BUILD with Precision: Bottom-Up Inference of Linear DAGs
This work addresses causal discovery and DAG learning, which is important for fields like statistics and machine learning, but it is incremental as it builds on existing identifiability conditions and algorithms.
The authors tackled the problem of learning directed acyclic graph (DAG) structures from observational data under a linear Gaussian model with equal noise variances, and proposed BUILD, a deterministic algorithm that exactly reconstructs the DAG from the true precision matrix, showing favorable performance compared to state-of-the-art methods in synthetic benchmarks.

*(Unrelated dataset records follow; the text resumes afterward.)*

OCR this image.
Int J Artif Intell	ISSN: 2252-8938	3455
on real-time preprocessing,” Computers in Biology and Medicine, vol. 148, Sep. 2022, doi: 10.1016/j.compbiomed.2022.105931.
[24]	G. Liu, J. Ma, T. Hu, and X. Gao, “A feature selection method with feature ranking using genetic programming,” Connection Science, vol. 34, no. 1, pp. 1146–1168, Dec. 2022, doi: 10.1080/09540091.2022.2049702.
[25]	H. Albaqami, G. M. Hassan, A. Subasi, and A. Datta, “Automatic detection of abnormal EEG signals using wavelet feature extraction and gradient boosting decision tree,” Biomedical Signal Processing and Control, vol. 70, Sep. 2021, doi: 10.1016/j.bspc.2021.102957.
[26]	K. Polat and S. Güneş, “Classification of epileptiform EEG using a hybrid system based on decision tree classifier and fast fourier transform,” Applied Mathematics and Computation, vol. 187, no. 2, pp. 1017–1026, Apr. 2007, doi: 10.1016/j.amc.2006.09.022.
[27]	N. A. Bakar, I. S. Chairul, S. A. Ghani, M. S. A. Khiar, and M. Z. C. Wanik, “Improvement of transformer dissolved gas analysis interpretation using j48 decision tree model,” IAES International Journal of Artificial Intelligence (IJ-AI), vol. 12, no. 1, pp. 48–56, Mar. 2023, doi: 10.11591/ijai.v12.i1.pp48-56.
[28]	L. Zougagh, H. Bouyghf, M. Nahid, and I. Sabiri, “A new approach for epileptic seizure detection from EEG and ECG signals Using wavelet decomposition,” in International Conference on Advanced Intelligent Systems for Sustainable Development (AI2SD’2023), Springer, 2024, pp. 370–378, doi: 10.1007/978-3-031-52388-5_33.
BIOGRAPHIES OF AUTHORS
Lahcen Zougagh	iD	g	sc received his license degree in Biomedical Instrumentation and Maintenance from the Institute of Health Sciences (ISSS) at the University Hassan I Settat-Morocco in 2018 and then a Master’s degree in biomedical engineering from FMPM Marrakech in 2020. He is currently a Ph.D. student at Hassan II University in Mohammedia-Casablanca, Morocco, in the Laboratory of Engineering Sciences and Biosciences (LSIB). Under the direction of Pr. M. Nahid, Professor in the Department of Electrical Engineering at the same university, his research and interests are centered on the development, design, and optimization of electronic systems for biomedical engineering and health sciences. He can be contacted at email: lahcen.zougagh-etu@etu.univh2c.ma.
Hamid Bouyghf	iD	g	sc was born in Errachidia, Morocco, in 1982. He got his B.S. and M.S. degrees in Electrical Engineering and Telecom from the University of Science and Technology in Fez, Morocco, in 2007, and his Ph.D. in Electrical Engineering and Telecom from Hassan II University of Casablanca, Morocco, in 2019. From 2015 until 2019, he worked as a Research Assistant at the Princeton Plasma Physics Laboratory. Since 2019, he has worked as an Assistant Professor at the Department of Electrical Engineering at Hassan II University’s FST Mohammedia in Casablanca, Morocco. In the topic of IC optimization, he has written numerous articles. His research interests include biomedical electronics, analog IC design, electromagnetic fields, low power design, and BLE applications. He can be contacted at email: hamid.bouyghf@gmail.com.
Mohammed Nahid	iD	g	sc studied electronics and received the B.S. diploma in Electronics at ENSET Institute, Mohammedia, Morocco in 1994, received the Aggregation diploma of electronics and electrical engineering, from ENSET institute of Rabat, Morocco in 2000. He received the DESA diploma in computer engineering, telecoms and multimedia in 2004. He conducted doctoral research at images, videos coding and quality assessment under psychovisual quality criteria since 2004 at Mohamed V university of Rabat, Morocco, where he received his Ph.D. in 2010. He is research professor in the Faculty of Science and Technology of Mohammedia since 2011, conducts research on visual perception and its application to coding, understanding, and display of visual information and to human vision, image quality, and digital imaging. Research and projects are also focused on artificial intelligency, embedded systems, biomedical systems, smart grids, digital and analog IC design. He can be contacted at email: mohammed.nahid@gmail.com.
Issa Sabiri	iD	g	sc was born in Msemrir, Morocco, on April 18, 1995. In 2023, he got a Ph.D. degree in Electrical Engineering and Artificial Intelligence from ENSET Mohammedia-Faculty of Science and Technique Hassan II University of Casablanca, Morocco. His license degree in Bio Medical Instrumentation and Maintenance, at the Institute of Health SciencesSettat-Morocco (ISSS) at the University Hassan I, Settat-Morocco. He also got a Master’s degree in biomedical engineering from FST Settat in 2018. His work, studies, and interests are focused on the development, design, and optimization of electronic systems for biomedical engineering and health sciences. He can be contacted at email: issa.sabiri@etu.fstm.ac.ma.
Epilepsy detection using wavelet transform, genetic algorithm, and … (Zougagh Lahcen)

Learning the structure of directed acyclic graphs (DAGs) from observational data is a central problem in causal discovery, statistical signal processing, and machine learning. Under a linear Gaussian structural equation model (SEM) with equal noise variances, the problem is identifiable and we show that the ensemble precision matrix of the observations exhibits a distinctive structure that facilitates DAG recovery. Exploiting this property, we propose BUILD (Bottom-Up Inference of Linear DAGs), a deterministic stepwise algorithm that identifies leaf nodes and their parents, then prunes the leaves by removing incident edges to proceed to the next step, exactly reconstructing the DAG from the true precision matrix. In practice, precision matrices must be estimated from finite data, and ill-conditioning may lead to error accumulation across BUILD steps. As a mitigation strategy, we periodically re-estimate the precision matrix (with less variables as leaves are pruned), trading off runtime for enhanced robustness. Reproducible results on challenging synthetic benchmarks demonstrate that BUILD compares favorably to state-of-the-art DAG learning algorithms, while offering an explicit handle on complexity.